Trois chansons anonymes, dont la composition est contemporaine de la première croisade de Louis IX, apportent de précieux renseignements sur les sentiments royalistes à la veille de l’expédition égyptienne et après son échec en 1250. La connaissance de ces sentiments permet à l’historien de mieux comprendre l’idéologie royale au XIIIe siècle, et l’étude du cadre musical d’une des chansons aide de façon significative à apprécier l’impact qu’a eu l’échec de la croisade sur la personnalité et sur le gouvernement de Louis IX.
Vincent CHALLET : « La Révolte des Tuchins : banditisme social ou sociabilité villageoise ? »
Prenant le contre-pied de l’historiographie traditionnelle qui ne voit dans la révolte des Tuchins qu’un mouvement d’asociaux et de marginaux, cet article tente de montrer la parfaite intégration des Tuchins à la société languedocienne. A partir de l’exemple de Bagnols-Sur-Cèze, on s’aperçoit que le Tuchinat, très actif en Languedoc de 1380 à 1384, s’organise autour de réseaux de sociabilité tant urbains que ruraux puisque le recrutement se fait à la fois dans des communautés villageoises et les faubourgs des villes. Réaction de défense de la part d’individus et de communautés en lutte pour leur survie à la fois contre les ravages des routiers et les prélèvements fiscaux, la révolte des Tuchins n’est sans doute qu’une forme extrême de sociabilité.
Didier LETT : « Les lieux périlleux de l’enfance d’après quelques récits de miracles des XIIe-XIIIe siècles »
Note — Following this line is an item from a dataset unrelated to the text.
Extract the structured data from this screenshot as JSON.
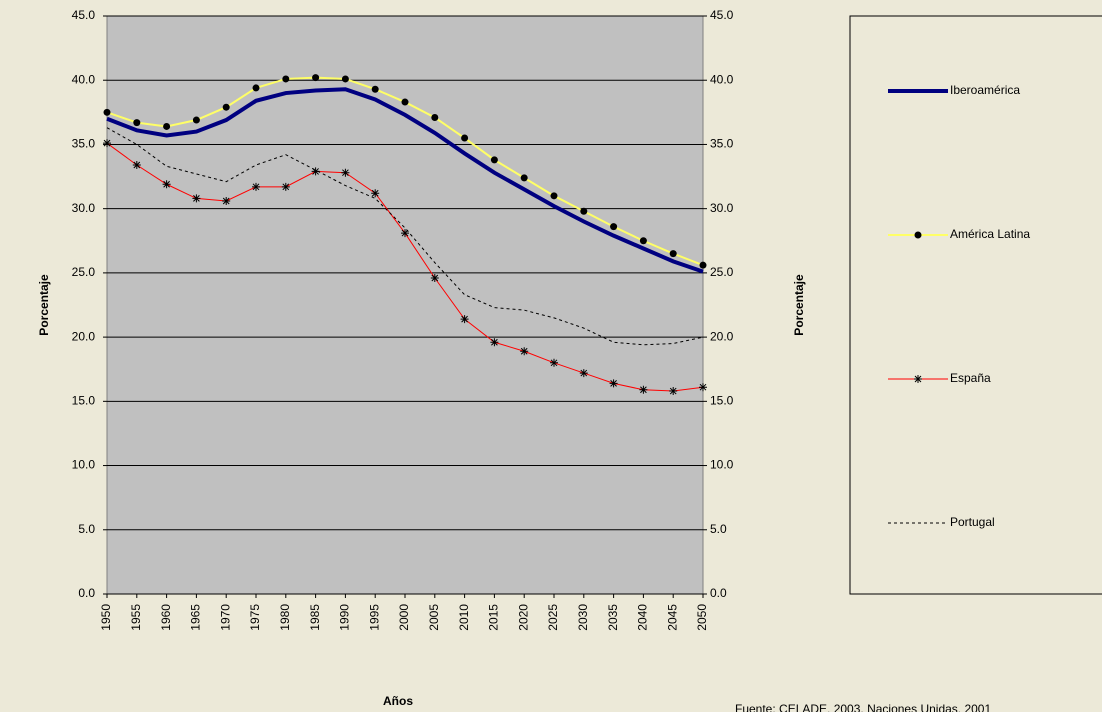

À partir de récits de miracles datant des XIIe et XIIIe siècles, on peut observer les espaces où vivent les enfants, particulièrement leurs lieux d’accident. Ces derniers se modifient nettement en fonction de l’âge de l’enfant. En effet, Si les nourrissons connaissent des accidents essentiellement à domicile (noyade ou suffocation), ceux qui sont âgés de trois à sept ans subissent des périls (très souvent liés aux jeux pour les garçons et à l’imitation des gestes maternels pour les petites filles) qui prennent place dans un espace péridomestique. Enfin, les enfants ayant dépassé l’âge de sept ans sont accidentés loin du domicile, de plus en plus loin à mesure que l’enfant et les garçons bien plus que les filles qui demeurent plus sédentaires. À travers l’étude des lieux et des types d’accident, on peut arriver à cerner les espaces de vie des premiers âges au cours du Moyen Âge classique.
Philippe MAURICE : « Le milieu social et familial des forgerons du Gévaudan à la fin du Moyen Âge »
Les forgerons, souvent constitués en dynasties, se situent à l’intersection de deux couches de la société : celle des artisans, à laquelle ils appartiennent, et celle des négociants aisés. Par leurs alliances matrimoniales, ils tissent des liens avec les marchands et les officiers, sans rompre toutefois avec les autres catégories d’artisans moins favorisés. Malgré la modestie de leur condition, par rapport aux riches bourgeois des oligarchies régionales, l’honorabilité dont ils jouissent leur permet de s’associer aux pouvoirs locaux, grâce à la présence de fils placés au sein de l’Église et grâce à leur participation à l’administration des baiIliages et des communautés d’habitants.